Rogue One: Uma História Star Wars

PARTE III: Esperança

[O fã mata o copo de Coca-Cola e repete para si mesmo “Sou um com a Força e Força está comigo”, umas três vezes, abre os braços e grita:...]
A Disney pediu, várias vezes, para não bancarmos o Homer Simpson e estragarmos a experiência de quem estava na fila lá fora, nas ruas internas do estúdio em Burbank. Minhas lágrimas serviam com um spoiler bem grandão, mas, fazer o quê? Como segurar? E elas vieram por várias razões.

A primeira foi o arco dramático do filme. O final chega, sobrecarrega o universo com diversos sentimentos (carinho, dor, perda, esperança, saudade, infância, paternidade...) e as primeiras fichas começam a cair. O reencontro com uma sensação quase esquecida, soterrada por tantas histórias adicionais, por tanta overdose de Skywalker. No começo, ninguém torcia para o Luke. A torcida era pela sobrevivência da base em Yavin 4. Eles eram os bonzinhos, eles precisavam escapar. E, uau, eles escapam.

Só que, agora, com Rogue One, estamos diante de um ciclo que justifica sacrifícios até então inimagináveis. Os Jedi foram mortos, a maioria em batalha, lutando pela própria vida. Os soldados clone estavam ali seguindo ordens. Os pilotos rebeldes estavam travando uma guerra civil. Dessa vez, a parada é mais intensa, mais profunda, mais viva. São pessoas fazendo qualquer coisa para evitar que um maníaco tenha a arma mais poderosa da Galáxia. O final é uma porrada forte demais. Talvez tão intensa quanto a morte de Han Solo. Você sabe que vai acontecer, mas se recusa a acreditar até o último instante. E o resultado é devastador.

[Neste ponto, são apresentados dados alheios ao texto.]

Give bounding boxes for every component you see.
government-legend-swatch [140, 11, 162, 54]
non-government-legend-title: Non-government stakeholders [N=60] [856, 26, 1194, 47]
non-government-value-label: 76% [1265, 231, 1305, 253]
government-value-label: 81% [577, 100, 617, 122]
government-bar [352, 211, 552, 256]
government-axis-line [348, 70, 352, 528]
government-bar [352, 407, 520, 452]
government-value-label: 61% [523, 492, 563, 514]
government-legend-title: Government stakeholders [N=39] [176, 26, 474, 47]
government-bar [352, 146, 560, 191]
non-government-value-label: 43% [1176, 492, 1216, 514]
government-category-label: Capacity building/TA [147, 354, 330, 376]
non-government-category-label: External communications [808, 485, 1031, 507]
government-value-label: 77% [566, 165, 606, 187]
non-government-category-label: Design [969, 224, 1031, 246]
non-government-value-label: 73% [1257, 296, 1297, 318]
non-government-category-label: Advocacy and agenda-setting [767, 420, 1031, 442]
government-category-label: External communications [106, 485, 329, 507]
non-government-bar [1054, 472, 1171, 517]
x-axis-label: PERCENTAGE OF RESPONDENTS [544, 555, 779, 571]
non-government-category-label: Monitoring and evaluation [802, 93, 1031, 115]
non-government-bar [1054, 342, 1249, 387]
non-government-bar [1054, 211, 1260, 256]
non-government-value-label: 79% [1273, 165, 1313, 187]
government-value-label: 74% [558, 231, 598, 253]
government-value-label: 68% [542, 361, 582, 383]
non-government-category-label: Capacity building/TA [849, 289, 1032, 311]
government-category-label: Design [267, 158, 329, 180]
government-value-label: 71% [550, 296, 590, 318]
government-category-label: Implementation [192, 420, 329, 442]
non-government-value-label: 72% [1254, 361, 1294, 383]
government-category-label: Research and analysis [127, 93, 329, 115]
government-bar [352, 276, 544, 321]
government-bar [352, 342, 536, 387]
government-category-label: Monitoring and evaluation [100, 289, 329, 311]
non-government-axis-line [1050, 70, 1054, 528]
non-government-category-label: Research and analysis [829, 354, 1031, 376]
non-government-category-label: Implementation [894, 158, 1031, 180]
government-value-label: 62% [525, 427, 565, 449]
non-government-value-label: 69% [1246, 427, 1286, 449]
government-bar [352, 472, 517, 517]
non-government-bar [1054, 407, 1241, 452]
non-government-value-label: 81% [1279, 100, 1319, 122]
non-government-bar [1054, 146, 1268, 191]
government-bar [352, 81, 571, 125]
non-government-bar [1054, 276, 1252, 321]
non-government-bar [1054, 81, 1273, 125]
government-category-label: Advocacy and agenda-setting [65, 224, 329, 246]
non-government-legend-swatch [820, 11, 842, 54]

Rogue One: Uma História Star Wars

Foi bom retornar àquela linha temporal familiar, ver rostos conhecidos. Darth Vader teve dois momentos distintos: o primeiro é frustrante, com direito a trocadalho do carilho; já o segundo é épico. E valeu todo meu esforço para assistir Rogue One SEM spoilers e sem ver nenhum dos trailers. Muito da empolgação, e da emoção que senti, veio das surpresas, das homenagens e das peculiaridades da história. Logo, mesmo com alguns tropeços aqui e ali, o filme se sustenta e merece, dentro do ranking da Saga, bater O Despertar da Força e ficar em 2o Lugar logo atrás de O Império Contra-Ataca.

Devo assumir, não botava fé nenhuma nesta produção. Cheguei a chamá-la de erro. Não acreditava em bons filmes de Star Wars fora do eixo principal. Rogue One destruiu minha teoria, colocou um sorriso no meu rosto e lágrimas nos meus olhos. Não podemos pedir mais nada de um filme de Star Wars.

A Força vive, pulsa e tem um futuro lindo pela frente. Cheio de guerra, heróis e, claro, esperança. A rebeldia de Rogue One é prova IRREFUTÁVEL disso.